Another song, a more direct attack on Bush's foreign policy practice of "with us or against us" mentality that seemed common during the early years of the Iraq and Afghanistan wars, is "Neville Chamberlain Would Be An Upgrade."

This song, Tibbets said, was inspired by an opinion piece written in the Washington Post in 2006. " W thought that he was a Churchill-like figure and everyone who disagreed with him was a Neville Chamberlain-style 'soft on the bad guys' loser.  This song is about how W was more like Chamberlain than Churchill."

Tibbets pulls no punches in the song, either. From the first verse: "I take a great deal of comfort in language that harkens back to simpler times that never were/ Way down in Texas/ Rivers and lakes and beer and shot, boots that shine and trucks and pot/ Oh, God bless Texas." And the chorus is equally pointed: " Neville we just love you/ But we can’t get past your need to/Play the ostrich, pound the sand/ Where did you learn what makes a man?"

Self-described as more Steve Earle and Jeff Tweedy than Mellencamp or Donovan, Tibbets said he doesn't like to necessarily make direct comparisons when trying to describe his musical stylings.

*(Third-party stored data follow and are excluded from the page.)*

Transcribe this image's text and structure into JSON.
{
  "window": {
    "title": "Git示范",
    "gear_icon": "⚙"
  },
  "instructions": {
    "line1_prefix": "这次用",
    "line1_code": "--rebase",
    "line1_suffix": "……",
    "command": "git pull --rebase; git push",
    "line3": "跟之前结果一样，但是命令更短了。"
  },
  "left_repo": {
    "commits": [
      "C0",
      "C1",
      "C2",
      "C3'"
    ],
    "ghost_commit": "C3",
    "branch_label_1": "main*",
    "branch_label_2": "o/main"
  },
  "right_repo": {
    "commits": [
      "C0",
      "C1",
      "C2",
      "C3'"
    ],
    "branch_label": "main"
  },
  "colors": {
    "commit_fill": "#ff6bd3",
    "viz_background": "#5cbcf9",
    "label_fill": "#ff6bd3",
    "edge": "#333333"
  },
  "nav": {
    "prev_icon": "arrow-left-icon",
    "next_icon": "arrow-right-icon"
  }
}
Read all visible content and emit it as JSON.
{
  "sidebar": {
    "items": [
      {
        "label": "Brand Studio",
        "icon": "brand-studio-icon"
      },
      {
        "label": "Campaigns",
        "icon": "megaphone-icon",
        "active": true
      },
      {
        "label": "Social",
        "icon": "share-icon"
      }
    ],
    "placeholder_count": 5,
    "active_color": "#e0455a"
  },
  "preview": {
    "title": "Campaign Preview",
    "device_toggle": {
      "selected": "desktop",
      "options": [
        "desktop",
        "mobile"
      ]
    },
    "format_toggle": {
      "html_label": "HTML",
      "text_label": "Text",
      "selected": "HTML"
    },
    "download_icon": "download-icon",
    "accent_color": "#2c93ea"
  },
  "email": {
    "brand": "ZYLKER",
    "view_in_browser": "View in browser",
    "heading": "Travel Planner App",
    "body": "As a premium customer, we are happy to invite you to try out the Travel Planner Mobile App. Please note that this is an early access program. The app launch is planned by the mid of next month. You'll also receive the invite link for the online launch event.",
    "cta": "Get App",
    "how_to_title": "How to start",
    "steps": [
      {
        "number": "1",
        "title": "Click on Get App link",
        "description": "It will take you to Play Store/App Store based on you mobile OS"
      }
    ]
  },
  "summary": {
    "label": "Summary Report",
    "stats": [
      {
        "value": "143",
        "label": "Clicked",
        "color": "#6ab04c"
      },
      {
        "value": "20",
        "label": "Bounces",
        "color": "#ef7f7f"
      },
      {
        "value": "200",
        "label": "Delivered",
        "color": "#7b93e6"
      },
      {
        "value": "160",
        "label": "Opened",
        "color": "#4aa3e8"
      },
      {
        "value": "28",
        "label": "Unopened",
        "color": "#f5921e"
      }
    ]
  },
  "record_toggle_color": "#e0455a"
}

"Sometimes you have to pigeonhole yourself to give people a reference point," he said.

One thing he's not is Steve Tibbets the New Age guitarist from Minnesota. He's done all he can to make that distinction, he laughed.

Early influences include Def Leppard and Michael Jackson with some Motley Cru and T. Rex thrown in for good measure. A child of the 90s, the grunge greats-- Nirvana, Soundgarden, Pearl Jam and the like-- were high school favorites, along with Led Zeppelin, the Grateful Dead, Primus, the Beatles.

Cowboy is a newer location for him to play, but he's had a little experience, having played there earlier this year. The up-close-and-personal space, with the audience only steps from the mic, was a little intimidating at first, but now he said he prefers it.

"Honestly, it scared the hell out of me at first," he said. "A FireFlies, it's all booths and tables and the bar's on the other end of the room, so you don't get the same interaction."

And he's modest too: "I try to provide mostly pleasant background noise," he said. "I want people to come out and get at least mildly entertained. It's not a seven-person band, it's just me and my guitar."

 

Does he succeed? Come out on Saturday and hear for yourself.